Ein Chiasmus ist eine rhetorische Figur, die vor allem durch ihre klare, fast musikalische Struktur auffällt. Der Begriff stammt vom griechischen Wort für „Kreuz“ ab – und genau das beschreibt diese Stilfigur: eine gekreuzte Anordnung von Satzteilen.

Ein einfaches Beispiel macht es deutlich: Ich bin dumm. Schlau bist du. Hier werden die Satzglieder im zweiten Satz gegenüber dem ersten umgekehrt. Statt „Ich bin dumm, du bist schlau“ wird der Satz verschoben, sodass ein stärkerer Kontrast entsteht. Diese Spiegelung verleiht dem Gesagten mehr Gewicht und bleibt leichter im Gedächtnis haften.
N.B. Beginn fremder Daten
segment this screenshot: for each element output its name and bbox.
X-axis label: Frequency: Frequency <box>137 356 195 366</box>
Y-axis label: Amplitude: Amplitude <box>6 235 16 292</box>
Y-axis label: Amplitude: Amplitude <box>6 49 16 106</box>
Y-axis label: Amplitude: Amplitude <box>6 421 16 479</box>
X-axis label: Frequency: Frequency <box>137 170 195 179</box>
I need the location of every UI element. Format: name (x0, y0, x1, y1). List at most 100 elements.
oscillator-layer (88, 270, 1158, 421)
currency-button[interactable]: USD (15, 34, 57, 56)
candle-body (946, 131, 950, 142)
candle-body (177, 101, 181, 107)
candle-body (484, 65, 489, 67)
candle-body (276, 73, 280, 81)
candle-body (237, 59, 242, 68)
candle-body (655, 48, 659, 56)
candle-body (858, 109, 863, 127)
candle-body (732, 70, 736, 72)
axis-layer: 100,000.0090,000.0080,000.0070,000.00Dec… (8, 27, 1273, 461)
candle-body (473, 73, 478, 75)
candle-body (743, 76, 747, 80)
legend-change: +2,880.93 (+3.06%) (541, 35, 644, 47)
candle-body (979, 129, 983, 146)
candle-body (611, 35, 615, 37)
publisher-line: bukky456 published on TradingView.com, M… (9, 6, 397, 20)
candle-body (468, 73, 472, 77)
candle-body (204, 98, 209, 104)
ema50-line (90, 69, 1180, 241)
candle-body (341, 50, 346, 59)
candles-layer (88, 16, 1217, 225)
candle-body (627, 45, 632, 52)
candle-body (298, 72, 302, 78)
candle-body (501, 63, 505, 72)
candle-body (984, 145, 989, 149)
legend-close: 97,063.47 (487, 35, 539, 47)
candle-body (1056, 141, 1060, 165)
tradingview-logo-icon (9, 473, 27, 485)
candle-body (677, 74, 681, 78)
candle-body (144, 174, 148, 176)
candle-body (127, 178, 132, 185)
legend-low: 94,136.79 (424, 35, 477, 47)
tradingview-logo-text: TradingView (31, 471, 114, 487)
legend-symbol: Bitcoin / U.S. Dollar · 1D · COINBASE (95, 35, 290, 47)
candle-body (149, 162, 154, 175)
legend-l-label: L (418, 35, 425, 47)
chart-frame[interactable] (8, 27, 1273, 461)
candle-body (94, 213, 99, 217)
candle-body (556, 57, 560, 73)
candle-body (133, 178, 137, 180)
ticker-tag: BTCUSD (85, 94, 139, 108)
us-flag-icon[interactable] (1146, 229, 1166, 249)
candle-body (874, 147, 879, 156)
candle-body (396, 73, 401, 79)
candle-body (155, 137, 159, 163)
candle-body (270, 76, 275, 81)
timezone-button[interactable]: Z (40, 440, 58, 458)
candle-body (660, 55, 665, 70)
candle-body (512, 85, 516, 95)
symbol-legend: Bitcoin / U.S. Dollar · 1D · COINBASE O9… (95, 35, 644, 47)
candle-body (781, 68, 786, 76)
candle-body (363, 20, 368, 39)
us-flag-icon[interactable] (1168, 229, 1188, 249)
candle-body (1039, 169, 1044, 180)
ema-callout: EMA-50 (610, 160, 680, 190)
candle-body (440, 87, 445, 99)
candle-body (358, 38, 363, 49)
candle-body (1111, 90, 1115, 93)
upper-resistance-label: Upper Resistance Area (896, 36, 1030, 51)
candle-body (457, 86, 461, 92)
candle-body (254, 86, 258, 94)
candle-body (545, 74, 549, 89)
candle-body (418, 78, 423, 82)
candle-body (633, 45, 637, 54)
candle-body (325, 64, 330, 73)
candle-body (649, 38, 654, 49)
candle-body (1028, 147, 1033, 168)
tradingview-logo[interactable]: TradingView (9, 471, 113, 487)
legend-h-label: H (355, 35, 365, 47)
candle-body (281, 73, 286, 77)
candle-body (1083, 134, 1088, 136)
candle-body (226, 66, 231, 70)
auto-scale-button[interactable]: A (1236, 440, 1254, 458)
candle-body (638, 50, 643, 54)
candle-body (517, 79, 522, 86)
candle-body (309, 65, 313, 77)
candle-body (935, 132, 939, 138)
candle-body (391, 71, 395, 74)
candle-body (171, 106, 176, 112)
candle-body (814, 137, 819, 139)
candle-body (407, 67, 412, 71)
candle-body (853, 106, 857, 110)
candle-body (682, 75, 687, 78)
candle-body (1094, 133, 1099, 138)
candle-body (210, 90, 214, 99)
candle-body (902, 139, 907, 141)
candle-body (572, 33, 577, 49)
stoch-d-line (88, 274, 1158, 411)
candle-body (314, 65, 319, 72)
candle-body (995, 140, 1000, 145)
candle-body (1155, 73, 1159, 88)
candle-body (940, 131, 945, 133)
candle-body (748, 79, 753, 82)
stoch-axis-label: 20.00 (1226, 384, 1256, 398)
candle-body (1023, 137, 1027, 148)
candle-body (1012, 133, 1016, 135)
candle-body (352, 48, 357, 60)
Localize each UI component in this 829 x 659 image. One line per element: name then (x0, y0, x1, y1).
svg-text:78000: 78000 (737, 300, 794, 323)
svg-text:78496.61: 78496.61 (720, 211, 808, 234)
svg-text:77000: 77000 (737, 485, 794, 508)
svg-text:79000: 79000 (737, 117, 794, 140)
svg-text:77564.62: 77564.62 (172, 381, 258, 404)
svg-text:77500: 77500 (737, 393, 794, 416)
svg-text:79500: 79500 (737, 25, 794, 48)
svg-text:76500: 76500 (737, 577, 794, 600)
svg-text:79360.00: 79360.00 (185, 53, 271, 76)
Chiasmus wird nicht nur in der Literatur, sondern auch in Reden, Liedtexten oder Alltagsaussagen verwendet, um bestimmte Gedanken zu betonen. Berühmte Redner wie Winston Churchill oder Martin Luther King nutzten solche Stilmittel gezielt, um ihre Botschaft wirkungsvoller zu machen.

Ein anderes bekanntes Beispiel ist: Es kommt nicht darauf an, wie lange du lebst, sondern wie du lebst. Auch hier wird die Struktur bewusst gekreuzt, um eine Pointe zu setzen und den Zuhörer zum Nachdenken anzuregen.

Die Kraft des Chiasmus liegt in seiner Einfachheit. Er strukturiert Gedanken, unterstreicht Gegensätze und macht Sprache lebendig. Wer ihn erkennt, versteht nicht nur die Sprache besser – er spürt auch, wie Worte geformt werden, um zu überzeugen.